Ruminations

Blog dedicated primarily to randomly selected news items; comments reflecting personal perceptions

Thursday, March 15, 2012

Woolly Mammoth Redux

Scientists have a huge degree of questing curiosity. Their minds explore possibilities and potentials. They think in ways unfamiliar to all those without that probing intellect searching for answers to the questions that intrigue them. Their insatiable drive to fully understand how and what nature represents to the world and its inhabitants which nature has created, drives them to pursue interests beyond the imagination of most.

Of course, restoring life to an animal held to have last been alive prehistorically is a fanciful conceit that has had its day in works of fiction, bringing shivers of excitement and dread down the spines of readers who know that such things, thankfully, are impossible. Nature creates, and brings life. Human beings are a result of one of nature's many experiments in existence. It is not within the scope of human experience to emulate nature.

But then, is that entirely true now, when those irrepressible, defiant and hubristic humans have ventured so far as to emulate nature indeed? Naturalists have long known and practised the cloning of plant species. It is a relatively simple process. Quite unlike the cloning of an animal, a far more complex and scientifically precise formula. Which humankind has pioneered and practised, to both acclaim and dread.

The cloning of animals has been successfully created. The animals that have resulted are absent the perfection of nature's own designs; they live troubled and abbreviated lives. Cloning pioneer Hwang Woo-Suk of South Korea's Sooam Biotech Research Foundation has achieved quite a reputation for himself, both as a cloning pioneer and as someone who created a sensation by faking human stem cells data.

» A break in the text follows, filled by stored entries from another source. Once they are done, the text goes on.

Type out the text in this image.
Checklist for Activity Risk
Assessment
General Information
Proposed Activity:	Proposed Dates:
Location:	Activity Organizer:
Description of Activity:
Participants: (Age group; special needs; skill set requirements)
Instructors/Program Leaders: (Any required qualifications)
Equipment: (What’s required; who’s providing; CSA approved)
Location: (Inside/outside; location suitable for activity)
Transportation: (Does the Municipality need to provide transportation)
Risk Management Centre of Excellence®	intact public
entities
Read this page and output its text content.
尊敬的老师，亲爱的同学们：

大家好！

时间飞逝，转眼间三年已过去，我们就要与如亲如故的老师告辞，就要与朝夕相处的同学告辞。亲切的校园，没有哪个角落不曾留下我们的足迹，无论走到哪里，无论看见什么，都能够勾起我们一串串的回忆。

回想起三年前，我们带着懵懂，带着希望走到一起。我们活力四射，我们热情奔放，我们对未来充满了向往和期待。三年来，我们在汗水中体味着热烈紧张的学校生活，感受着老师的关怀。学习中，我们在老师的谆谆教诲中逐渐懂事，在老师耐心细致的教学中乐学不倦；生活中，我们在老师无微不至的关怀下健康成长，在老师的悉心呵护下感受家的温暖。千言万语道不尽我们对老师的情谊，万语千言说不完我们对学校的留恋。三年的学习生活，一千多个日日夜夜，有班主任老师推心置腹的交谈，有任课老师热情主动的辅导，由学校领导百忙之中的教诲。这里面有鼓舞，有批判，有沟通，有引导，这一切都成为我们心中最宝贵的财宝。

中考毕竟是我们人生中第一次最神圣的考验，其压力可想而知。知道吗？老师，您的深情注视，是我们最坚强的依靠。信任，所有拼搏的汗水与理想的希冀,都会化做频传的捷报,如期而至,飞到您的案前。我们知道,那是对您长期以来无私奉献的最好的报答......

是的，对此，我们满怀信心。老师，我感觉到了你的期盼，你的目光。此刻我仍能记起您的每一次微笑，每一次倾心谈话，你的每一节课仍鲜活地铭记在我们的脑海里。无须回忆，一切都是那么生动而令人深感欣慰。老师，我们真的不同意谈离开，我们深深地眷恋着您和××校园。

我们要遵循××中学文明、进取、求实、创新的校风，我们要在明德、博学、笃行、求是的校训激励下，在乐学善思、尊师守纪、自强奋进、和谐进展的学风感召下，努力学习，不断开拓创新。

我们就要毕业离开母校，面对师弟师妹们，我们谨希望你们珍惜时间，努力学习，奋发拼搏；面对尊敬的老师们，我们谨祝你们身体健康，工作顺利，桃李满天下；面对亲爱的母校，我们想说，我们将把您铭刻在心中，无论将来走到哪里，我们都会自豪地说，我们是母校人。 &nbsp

Russian and South Korean scientists have joined forces to combine their expertise and experience in a joint research project for the purpose of recreating a woolly mammoth. Global warming had resulted in thawing permafrost in Siberia and in the process uncovering remains of woolly mammoths, long extinct. The Beijing Genomics Institute is also part of the project.

For that matter, Japanese scientists are also involved in the search to bring a ten-thousand-year-old mammoth back to life. "The first and hardest mission is to restore mammoth cells", explained Hwang In-Sung of Sooam Biotech. The search is on to isolate a well-reserved tissue with an undamaged genetic code.

Through replacing the nuclei of egg cells from an elephant with those from the mammoth's somatic cells, embryos with mammoth DNA may result, then planted into an elephant womb. Somatic cells are body cells from internal organs, from skin, bones and blood. The Sooam scientists plan to use an Indian elephant somatic cell nucleus transfer.

"This will be a really tough job, but we believe it is possible because our institute is good at cloning animals", said Hwang In-Sung. As a scientific diversion the project brings together scientists from various countries curious about the potential prospects of success. An explosive story of yet another scientific marvel may yet result from their efforts.

Mankind yet again playing around with nature's elements, challenging her primacy in all matters of existence.